Lo frustrante es que la actuación de Inde Navarrete es lo bastante buena como para soportar el desastre que tiene que sostener. Al igual que Jim Carrey, la actriz de Superman & Lois se entrega físicamente al papel con una intensidad total. Hay escenas donde realmente intenta construir algo perturbador debajo del exceso histérico que le exige el guion. Michael Johnston de la serie Teen Wolf también funciona mejor de lo esperado como este protagonista inseguro y emocionalmente inmaduro que lentamente entiende el horror que provocó. Pero ni siquiera ellos pueden salvar una película que constantemente destruye su propia lógica interna.

El supuesto comentario sobre la “manosphere” y las fantasías masculinas contemporáneas también termina siendo superficial. La película esboza ideas sobre control, dependencia emocional y celotipia, pero nunca las desarrolla. Todo queda reducido a una cadena de escenas extremas diseñadas para provocar reacciones inmediatas en el público. Y ni siquiera como cinta de horror funciona tan bien.

Los momentos violentos aparecen porque sí, muchas veces sin construcción real de tensión. Hay escenas pensadas claramente para viralizarse con gore, explosiones de sangre, comportamientos erráticos y humor negro subrayado hasta el cansancio. Barker claramente viene del internet y eso se nota en cada decisión narrativa. La película parece diseñada para generar clips, memes y reacciones de TikTok más que para construir terror psicológico genuino.

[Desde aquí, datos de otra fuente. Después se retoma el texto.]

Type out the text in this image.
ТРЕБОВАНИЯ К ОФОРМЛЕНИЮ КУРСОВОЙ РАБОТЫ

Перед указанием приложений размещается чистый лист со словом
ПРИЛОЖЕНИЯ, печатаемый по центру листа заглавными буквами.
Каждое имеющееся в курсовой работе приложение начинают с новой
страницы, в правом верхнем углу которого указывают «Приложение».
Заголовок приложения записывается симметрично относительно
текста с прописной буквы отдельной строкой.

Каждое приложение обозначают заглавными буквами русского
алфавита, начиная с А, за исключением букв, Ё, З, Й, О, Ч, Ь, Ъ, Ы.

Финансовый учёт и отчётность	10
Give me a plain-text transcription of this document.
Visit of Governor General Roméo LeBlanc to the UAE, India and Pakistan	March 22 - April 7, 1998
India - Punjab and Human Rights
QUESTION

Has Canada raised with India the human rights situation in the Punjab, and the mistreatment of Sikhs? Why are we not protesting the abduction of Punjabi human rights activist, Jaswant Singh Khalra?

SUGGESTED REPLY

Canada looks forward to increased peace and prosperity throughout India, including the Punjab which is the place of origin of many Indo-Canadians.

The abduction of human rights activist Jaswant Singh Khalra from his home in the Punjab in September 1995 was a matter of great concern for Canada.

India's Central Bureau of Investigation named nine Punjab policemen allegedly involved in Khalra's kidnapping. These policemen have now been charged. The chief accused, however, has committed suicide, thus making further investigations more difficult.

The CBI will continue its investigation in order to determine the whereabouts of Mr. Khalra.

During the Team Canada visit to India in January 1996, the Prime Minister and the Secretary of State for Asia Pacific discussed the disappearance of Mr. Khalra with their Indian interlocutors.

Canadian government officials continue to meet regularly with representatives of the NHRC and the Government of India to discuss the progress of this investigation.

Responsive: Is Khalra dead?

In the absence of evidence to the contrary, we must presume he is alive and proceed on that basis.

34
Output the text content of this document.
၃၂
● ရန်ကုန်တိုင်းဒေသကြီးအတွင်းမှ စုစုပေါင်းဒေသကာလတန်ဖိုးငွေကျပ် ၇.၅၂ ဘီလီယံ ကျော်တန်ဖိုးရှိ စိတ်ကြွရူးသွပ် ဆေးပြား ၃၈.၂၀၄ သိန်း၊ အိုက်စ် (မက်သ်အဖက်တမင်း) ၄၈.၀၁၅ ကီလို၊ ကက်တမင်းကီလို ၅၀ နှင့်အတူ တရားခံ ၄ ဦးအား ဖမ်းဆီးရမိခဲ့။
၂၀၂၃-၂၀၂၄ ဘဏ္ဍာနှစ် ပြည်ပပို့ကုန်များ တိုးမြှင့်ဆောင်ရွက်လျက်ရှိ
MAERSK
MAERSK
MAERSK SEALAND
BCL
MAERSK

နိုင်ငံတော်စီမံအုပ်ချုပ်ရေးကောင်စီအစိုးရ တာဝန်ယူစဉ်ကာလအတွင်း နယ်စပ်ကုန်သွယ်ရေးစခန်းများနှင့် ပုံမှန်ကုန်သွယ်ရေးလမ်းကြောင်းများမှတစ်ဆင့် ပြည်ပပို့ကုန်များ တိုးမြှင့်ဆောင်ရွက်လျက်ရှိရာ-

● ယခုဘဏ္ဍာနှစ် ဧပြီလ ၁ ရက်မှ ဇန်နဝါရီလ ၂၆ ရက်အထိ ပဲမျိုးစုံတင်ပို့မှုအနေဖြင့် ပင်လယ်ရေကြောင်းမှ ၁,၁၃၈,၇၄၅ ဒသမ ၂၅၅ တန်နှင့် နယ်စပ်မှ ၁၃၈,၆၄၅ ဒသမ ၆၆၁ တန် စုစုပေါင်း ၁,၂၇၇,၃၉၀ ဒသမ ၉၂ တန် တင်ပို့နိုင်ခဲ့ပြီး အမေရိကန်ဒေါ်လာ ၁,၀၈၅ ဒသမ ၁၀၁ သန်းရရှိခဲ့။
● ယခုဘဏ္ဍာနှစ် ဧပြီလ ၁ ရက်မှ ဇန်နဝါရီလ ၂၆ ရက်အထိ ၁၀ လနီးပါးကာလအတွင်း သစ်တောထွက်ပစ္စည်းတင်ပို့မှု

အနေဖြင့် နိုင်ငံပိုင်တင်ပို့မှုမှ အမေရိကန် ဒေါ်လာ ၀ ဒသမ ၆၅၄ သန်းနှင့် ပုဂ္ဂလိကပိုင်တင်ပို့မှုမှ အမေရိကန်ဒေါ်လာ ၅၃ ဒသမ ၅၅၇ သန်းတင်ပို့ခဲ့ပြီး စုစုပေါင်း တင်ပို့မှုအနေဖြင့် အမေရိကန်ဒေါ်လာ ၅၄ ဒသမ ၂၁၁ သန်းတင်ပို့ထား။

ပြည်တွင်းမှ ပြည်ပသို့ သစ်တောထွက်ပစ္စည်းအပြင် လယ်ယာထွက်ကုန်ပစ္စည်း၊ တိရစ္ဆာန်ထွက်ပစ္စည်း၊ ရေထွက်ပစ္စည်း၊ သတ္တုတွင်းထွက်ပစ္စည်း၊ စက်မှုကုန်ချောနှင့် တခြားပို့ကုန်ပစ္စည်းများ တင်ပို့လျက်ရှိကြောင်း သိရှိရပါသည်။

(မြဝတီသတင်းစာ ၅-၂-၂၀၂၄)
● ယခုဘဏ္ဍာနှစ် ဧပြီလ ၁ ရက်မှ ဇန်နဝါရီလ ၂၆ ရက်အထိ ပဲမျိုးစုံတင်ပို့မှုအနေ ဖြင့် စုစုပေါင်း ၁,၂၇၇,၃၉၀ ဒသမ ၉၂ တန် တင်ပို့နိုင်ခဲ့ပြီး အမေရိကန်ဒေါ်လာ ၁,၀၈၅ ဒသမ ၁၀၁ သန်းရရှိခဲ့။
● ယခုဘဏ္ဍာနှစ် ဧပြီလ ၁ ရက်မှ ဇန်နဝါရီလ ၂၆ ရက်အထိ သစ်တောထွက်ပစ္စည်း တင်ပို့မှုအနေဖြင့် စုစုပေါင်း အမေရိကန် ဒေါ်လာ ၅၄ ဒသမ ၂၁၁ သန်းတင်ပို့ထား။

Incluso la duración juega en contra. Con casi dos horas, Obsession repite la misma dinámica una y otra vez hasta el agotamiento. Nikki hace algo absurdo. Bear se horroriza. Después vuelve a aprovecharse de la situación. Luego ocurre otra escena grotesca. Y así sucesivamente. No hay policías, no hay psiquiatras, no hay adultos. La película cree que está descendiendo lentamente hacia la locura, cuando en realidad gira en círculos.

Lo más curioso es que el verdadero terror de la historia podría haber sido potente y contundente si Barker hubiese apostado por algo más contenido y humano. La idea de una mujer atrapada dentro de una versión artificial de sí misma y obligada a amar a alguien contra su voluntad, tenía posibilidades. 

Curry Barker, que está confirmado para dirigir una nueva entrega de The Texas Chain Saw Massacre (Dios tenga misericordia de nosotros), posee energía visual y sabe dirigir actores. Pero Obsession confirma algo importante: tener ideas provocadoras no alcanza para construir una gran película. También hace falta control tonal, coherencia emocional, investigación en psicología y personajes que parezcan seres humanos reales. Aquí no hay nada de eso. Solo una película convencida de ser mucho más inteligente de lo que realmente es.